5. Lying prone in his crib, the young infant will push himself away from any hard surface which his sole touches. His legs flex and they get under his buttocks. His head will burrow into the surface of the sheet and his arms extend. Moving his head sideways, up and down, with his arms sliding in the cephalad direction or pushing themselves away, he behaves like a rooting puppy in search of the rnpple. Extension of his head (dorsiflexion) reinforces the flexion of the lower limbs and produces bilateral upper limb extension. Ventroflexion produces the opposite reaction. The symmetrical and assymmetrical tonic neck reflexes combine in such a way that the baby's spontaneous rooting appears to be an irregular creeping. Unless he is swaddled or rigidly blanketed he will locomote in his crib and can be found at its head after a period of time.
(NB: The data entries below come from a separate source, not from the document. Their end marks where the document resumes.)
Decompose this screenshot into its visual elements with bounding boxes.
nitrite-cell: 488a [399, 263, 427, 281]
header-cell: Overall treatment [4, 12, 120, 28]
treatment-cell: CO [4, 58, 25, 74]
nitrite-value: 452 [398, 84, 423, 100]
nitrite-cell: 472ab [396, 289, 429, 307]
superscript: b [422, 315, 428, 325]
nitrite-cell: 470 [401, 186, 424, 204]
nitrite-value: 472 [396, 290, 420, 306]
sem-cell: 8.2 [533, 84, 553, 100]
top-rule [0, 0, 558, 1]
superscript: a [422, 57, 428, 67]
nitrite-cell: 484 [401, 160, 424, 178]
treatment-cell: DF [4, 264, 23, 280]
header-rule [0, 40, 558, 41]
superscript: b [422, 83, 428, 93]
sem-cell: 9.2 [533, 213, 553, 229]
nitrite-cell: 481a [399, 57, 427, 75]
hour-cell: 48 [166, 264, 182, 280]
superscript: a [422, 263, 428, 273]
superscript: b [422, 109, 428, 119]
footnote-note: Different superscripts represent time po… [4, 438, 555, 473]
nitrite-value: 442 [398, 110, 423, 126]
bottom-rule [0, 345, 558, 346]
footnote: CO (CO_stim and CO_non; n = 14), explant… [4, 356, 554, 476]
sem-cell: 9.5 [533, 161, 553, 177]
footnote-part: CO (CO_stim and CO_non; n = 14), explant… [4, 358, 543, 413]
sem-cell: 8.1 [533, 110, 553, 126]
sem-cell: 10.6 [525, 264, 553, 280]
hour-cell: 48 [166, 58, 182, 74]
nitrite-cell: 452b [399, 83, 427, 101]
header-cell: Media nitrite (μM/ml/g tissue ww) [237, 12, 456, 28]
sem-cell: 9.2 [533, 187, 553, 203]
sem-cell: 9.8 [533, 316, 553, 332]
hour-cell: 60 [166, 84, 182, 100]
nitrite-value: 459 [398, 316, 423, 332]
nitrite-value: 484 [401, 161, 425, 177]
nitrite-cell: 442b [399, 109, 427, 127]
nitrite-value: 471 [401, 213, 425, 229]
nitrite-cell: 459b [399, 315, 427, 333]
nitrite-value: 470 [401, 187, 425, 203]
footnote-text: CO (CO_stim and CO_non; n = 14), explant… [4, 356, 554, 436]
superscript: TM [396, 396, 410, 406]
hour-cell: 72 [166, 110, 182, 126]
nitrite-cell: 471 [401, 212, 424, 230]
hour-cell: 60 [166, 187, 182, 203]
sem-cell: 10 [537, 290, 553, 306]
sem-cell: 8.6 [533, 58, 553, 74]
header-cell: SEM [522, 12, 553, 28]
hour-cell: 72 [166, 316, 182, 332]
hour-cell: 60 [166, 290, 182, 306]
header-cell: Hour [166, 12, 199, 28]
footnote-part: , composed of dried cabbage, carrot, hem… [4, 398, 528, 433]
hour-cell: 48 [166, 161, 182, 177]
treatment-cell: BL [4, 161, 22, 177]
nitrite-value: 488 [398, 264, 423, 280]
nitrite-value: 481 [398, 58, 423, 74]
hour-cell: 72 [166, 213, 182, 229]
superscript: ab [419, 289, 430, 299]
These creeping reactions are used in the upright position to climb up on the mother. They are reinforced by scratch and stepping reflexes (Mead and Bateson 1942, p.97, picture 8). The better the baby's head-control, the more efficient his climbing reactions and the less control he needs from his mother. The more she holds him in a rigid grip, the more immobilized he is and cannot make use of growing and shrinking in the vertical dimension which ordinarily enhance his peristalsis.